A quelques rues de l'ancienne maison du premier président sud-africain noir, Thabo Mogogosi, chômeur de 20 ans, attend sans grand espoir sur le bord d'une route de Soweto qu'on lui propose un petit boulot pour la journée. "Mandela, c'est juste un nom", lâche-t-il, toute illusion perdue.
"Je ne tire aucun bénéfice de son combat pour la liberté, je n'ai rien obtenu de la libération dont tout le monde parle tout le temps", continue-t-il amèrement. Sorti du lycée il y a deux ans, il n'a jamais travaillé depuis. Et il n'avait pas non plus de quoi financer des études.
"Ils n'ont pas de travail et sont exclus" des universités parce qu'ils n'ont pas de quoi payer leur scolarité, assène Muzi Khoza, de la ligue de la jeunesse du parti d'opposition Economic Freedom Fighters (EFF). Ce parti radical attire de nombreux jeunes qui estiment que Mandela aurait dû obtenir plus du pouvoir blanc, lors des négociations qui ont mis fin au régime raciste.
«Oubliés»
Pour cette génération née libre, qui n'a jamais connu l'apartheid, la démocratie s'est bien sûr imposée: ils peuvent voter, prendre les transports et utiliser les toilettes publiques, les zones réservées aux Noirs ont disparu depuis des décennies. Mais ils réclament maintenant "la liberté économique".
"Les jeunes ont vu comment, depuis 1994 (année de l'élection de Nelson Mandela à la présidence, ndlr), les politiques économiques ont non seulement maintenu les privilèges, mais également créé une nouvelle classe d'élites noires privilégiées", explique le politologue Sphiwe Dube, enseignant à l'Université de Witwatersrand, à Johannesburg.

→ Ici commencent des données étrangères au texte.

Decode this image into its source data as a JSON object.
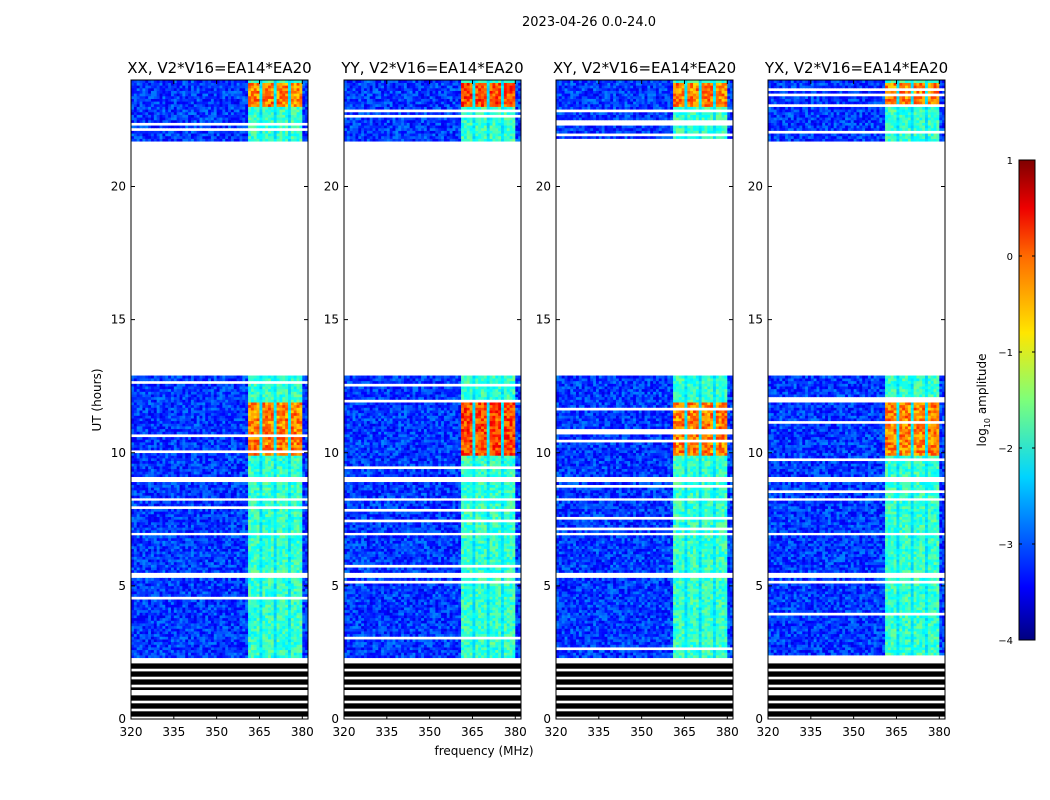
{
  "chart_data": {
    "type": "heatmap",
    "suptitle": "2023-04-26 0.0-24.0",
    "xlabel": "frequency (MHz)",
    "ylabel": "UT (hours)",
    "xlim": [
      320,
      382
    ],
    "ylim": [
      0,
      24
    ],
    "xticks": [
      320,
      335,
      350,
      365,
      380
    ],
    "yticks": [
      0,
      5,
      10,
      15,
      20
    ],
    "colorbar": {
      "label": "log10 amplitude",
      "range": [
        -4,
        1
      ],
      "ticks": [
        1,
        0,
        -1,
        -2,
        -3,
        -4
      ],
      "tick_labels": [
        "1",
        "0",
        "−1",
        "−2",
        "−3",
        "−4"
      ],
      "colormap": "jet"
    },
    "observed_hours": [
      [
        0.0,
        2.2
      ],
      [
        2.2,
        12.8
      ],
      [
        21.7,
        24.0
      ]
    ],
    "rfi_band_mhz": [
      361,
      380
    ],
    "strong_rfi_hours": [
      [
        9.8,
        11.8
      ],
      [
        23.0,
        23.9
      ]
    ],
    "panels": [
      {
        "title": "XX, V2*V16=EA14*EA20",
        "polarization": "XX",
        "baseline": "V2*V16=EA14*EA20"
      },
      {
        "title": "YY, V2*V16=EA14*EA20",
        "polarization": "YY",
        "baseline": "V2*V16=EA14*EA20"
      },
      {
        "title": "XY, V2*V16=EA14*EA20",
        "polarization": "XY",
        "baseline": "V2*V16=EA14*EA20"
      },
      {
        "title": "YX, V2*V16=EA14*EA20",
        "polarization": "YX",
        "baseline": "V2*V16=EA14*EA20"
      }
    ]
  }
}
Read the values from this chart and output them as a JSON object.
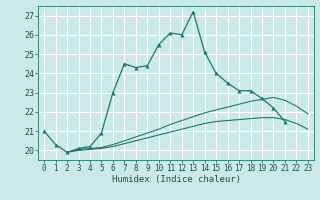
{
  "xlabel": "Humidex (Indice chaleur)",
  "background_color": "#cce9e9",
  "grid_color": "#ffffff",
  "line_color": "#1a7a6e",
  "xlim": [
    -0.5,
    23.5
  ],
  "ylim": [
    19.5,
    27.5
  ],
  "yticks": [
    20,
    21,
    22,
    23,
    24,
    25,
    26,
    27
  ],
  "xticks": [
    0,
    1,
    2,
    3,
    4,
    5,
    6,
    7,
    8,
    9,
    10,
    11,
    12,
    13,
    14,
    15,
    16,
    17,
    18,
    19,
    20,
    21,
    22,
    23
  ],
  "series1_x": [
    0,
    1,
    2,
    3,
    4,
    5,
    6,
    7,
    8,
    9,
    10,
    11,
    12,
    13,
    14,
    15,
    16,
    17,
    18,
    19,
    20,
    21
  ],
  "series1_y": [
    21.0,
    20.3,
    19.9,
    20.1,
    20.2,
    20.9,
    23.0,
    24.5,
    24.3,
    24.4,
    25.5,
    26.1,
    26.0,
    27.2,
    25.1,
    24.0,
    23.5,
    23.1,
    23.1,
    22.7,
    22.2,
    21.5
  ],
  "series2_x": [
    2,
    3,
    4,
    5,
    6,
    7,
    8,
    9,
    10,
    11,
    12,
    13,
    14,
    15,
    16,
    17,
    18,
    19,
    20,
    21,
    22,
    23
  ],
  "series2_y": [
    19.9,
    20.05,
    20.1,
    20.15,
    20.3,
    20.5,
    20.7,
    20.9,
    21.1,
    21.35,
    21.55,
    21.75,
    21.95,
    22.1,
    22.25,
    22.4,
    22.55,
    22.65,
    22.75,
    22.6,
    22.3,
    21.9
  ],
  "series3_x": [
    2,
    3,
    4,
    5,
    6,
    7,
    8,
    9,
    10,
    11,
    12,
    13,
    14,
    15,
    16,
    17,
    18,
    19,
    20,
    21,
    22,
    23
  ],
  "series3_y": [
    19.9,
    20.0,
    20.05,
    20.1,
    20.2,
    20.35,
    20.5,
    20.65,
    20.8,
    20.95,
    21.1,
    21.25,
    21.4,
    21.5,
    21.55,
    21.6,
    21.65,
    21.7,
    21.7,
    21.6,
    21.4,
    21.1
  ]
}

Parmi les plus jeunes leaders de la révolte de Soweto, Seth Mazibuko, âgé aujourd'hui de 64 ans, estime que "le combat n'est pas terminé".
"Il y a des gens qui sont toujours dans la pauvreté et qui voient les responsables politiques s'engraisser tandis qu'eux ont faim", dit-il en mentionnant ceux qui, issus de la lutte et grâce au crédit accordé par l'Histoire, ont gravi les marches du parti au pouvoir, l'ANC, et sont aujourd'hui au centre de scandales pour avoir pendant des années pillé l'argent de l'Etat.
Pour Tumelo Dire, "ceux-là ont oublié d'où ils viennent et ils nous ont oubliés".